Natural Language Processing
linking:: AI-900
Text Analytics
- Determine the language of a document or text (for example, French or English).
- Perform sentiment analysis on text to determine a positive or negative sentiment.
- Extract key phrases from text that might indicate its main talking points.
- Identify and categorize entities in the text. Entities can be people, places, organizations, or even everyday items such as dates, times, quantities, and so on.
Resources
- Text Analytics
- Cognitive Services
Capabilities
- Language Detection (name, ISO code, confidence)
- Sentiment Analysis
- Key Phrase Extraction
- Entity Recognition
Speech
Models
- An acoustic model that converts the audio signal into phonemes (representations of specific sounds).
- A language model that maps phonemes to words, usually using a statistical algorithm that predicts the most probable sequence of words based on the phonemes.
Resources
- Speech
- Speech-To-Text API
- Text-To-Speech API
- Speech Translation
- Cognitive Services
Translation
Resources
- Translator Text
- Speech
- Cognitive Services
Translator Text
Using ISO codes you can convert from en to multiple languages such as es and fr-CA. Can be used with profanity filtering and selective translation.
Speech
From languages have to contain the cultural code, and translate to languages without the cultural code.
Language Understanding
Definitions
- Utterances
- Entities
- Intents
Resources
- Language Understanding (authoring, prediction, or both (creating two))

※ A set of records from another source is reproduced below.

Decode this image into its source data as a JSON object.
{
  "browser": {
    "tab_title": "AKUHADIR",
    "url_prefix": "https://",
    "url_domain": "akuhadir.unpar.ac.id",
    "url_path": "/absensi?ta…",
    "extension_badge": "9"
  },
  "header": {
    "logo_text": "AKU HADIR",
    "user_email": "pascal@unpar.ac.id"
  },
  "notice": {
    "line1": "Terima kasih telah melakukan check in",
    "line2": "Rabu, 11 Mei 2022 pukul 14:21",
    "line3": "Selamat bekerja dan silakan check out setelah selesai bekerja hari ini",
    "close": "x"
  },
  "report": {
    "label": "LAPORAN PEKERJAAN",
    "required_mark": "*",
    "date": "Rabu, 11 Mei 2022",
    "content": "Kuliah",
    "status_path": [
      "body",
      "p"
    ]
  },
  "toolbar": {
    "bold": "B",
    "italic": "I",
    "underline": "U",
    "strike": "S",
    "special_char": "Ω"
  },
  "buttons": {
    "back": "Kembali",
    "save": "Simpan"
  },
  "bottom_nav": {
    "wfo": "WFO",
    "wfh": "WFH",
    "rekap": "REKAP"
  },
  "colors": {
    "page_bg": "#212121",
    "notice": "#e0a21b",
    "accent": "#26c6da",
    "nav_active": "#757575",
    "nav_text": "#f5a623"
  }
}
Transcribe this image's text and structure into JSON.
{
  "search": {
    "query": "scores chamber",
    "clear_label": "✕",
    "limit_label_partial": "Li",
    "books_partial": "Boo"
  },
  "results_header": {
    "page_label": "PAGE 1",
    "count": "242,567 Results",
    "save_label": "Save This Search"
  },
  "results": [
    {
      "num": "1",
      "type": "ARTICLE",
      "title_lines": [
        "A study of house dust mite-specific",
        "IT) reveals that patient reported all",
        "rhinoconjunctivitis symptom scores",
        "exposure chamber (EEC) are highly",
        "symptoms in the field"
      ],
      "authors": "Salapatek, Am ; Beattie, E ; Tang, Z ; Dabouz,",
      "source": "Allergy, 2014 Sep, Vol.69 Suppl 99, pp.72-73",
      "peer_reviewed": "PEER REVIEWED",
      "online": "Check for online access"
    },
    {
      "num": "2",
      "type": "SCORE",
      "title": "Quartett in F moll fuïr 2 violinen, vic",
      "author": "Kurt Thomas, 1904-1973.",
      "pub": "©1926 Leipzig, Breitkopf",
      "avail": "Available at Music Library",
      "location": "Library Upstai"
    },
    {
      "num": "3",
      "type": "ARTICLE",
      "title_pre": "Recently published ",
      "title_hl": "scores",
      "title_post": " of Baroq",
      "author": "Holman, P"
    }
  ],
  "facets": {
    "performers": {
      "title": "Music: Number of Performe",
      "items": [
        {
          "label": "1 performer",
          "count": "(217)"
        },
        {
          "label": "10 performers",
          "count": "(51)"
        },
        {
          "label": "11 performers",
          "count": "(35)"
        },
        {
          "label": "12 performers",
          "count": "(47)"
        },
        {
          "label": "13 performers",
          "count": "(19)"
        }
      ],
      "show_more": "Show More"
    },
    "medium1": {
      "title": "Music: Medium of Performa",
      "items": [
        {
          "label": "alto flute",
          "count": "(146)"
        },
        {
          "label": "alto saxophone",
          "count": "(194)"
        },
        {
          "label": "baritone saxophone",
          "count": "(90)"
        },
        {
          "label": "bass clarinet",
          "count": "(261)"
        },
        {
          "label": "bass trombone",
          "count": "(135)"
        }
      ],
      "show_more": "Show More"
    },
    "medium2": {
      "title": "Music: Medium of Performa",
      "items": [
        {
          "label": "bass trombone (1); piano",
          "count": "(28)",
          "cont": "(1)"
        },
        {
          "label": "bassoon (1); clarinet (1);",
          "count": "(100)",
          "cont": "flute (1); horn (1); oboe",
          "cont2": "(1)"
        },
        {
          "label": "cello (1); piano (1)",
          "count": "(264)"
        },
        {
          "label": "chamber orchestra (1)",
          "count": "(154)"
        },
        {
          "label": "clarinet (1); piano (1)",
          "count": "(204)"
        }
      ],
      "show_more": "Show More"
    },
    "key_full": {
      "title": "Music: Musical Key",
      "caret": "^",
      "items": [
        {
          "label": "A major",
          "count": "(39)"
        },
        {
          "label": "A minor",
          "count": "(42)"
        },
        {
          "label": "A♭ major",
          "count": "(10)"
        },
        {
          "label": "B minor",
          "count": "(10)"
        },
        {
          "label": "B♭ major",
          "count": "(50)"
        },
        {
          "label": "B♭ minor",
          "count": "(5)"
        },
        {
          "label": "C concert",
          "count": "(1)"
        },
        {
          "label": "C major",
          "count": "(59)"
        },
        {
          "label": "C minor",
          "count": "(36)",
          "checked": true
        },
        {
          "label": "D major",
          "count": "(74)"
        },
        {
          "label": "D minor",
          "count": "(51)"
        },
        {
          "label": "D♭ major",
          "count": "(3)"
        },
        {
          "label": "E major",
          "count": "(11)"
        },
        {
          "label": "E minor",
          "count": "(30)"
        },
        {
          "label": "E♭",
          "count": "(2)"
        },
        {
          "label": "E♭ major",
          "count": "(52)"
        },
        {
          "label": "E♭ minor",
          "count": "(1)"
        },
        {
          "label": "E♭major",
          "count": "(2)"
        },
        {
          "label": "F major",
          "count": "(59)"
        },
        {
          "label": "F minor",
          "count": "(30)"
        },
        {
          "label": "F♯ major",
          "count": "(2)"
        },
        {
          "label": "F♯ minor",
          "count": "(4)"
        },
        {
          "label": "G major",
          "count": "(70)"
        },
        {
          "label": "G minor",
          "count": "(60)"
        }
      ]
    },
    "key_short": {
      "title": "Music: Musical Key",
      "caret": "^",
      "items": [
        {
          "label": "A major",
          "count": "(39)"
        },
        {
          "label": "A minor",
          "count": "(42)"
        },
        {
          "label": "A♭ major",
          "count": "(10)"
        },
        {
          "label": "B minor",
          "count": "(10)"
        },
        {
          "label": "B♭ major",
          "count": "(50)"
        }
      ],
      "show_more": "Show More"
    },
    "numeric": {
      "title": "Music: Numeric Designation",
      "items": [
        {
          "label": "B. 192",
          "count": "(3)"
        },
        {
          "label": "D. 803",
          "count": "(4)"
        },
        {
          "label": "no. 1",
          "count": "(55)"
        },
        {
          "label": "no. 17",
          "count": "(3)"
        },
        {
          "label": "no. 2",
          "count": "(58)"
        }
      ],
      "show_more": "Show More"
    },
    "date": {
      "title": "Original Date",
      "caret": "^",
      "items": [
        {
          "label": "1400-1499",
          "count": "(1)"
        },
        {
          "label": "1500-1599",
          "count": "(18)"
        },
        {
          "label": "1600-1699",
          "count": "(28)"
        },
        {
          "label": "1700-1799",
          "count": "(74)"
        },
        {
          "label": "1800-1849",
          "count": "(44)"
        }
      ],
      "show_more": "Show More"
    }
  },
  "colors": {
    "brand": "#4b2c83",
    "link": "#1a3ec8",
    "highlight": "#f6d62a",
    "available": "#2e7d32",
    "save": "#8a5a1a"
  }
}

- Cognitive Services (only prediction)
Entities
- Machine-Learned: Entities that are learned by your model during training from context in the sample utterances you provide.
- List: Entities that are defined as a hierarchy of lists and sublists. For example, a device list might include sublists for light and fan. For each list entry, you can specify synonyms, such as lamp for light.
- RegEx: Entities that are defined as a regular expression that describes a pattern - for example, you might define a pattern like [0-9]{3}-[0-9]{3}-[0-9]{4} for telephone numbers of the form 555-123-4567.
- Pattern.any: Entities that are used with patterns to define complex entities that may be hard to extract from sample utterances.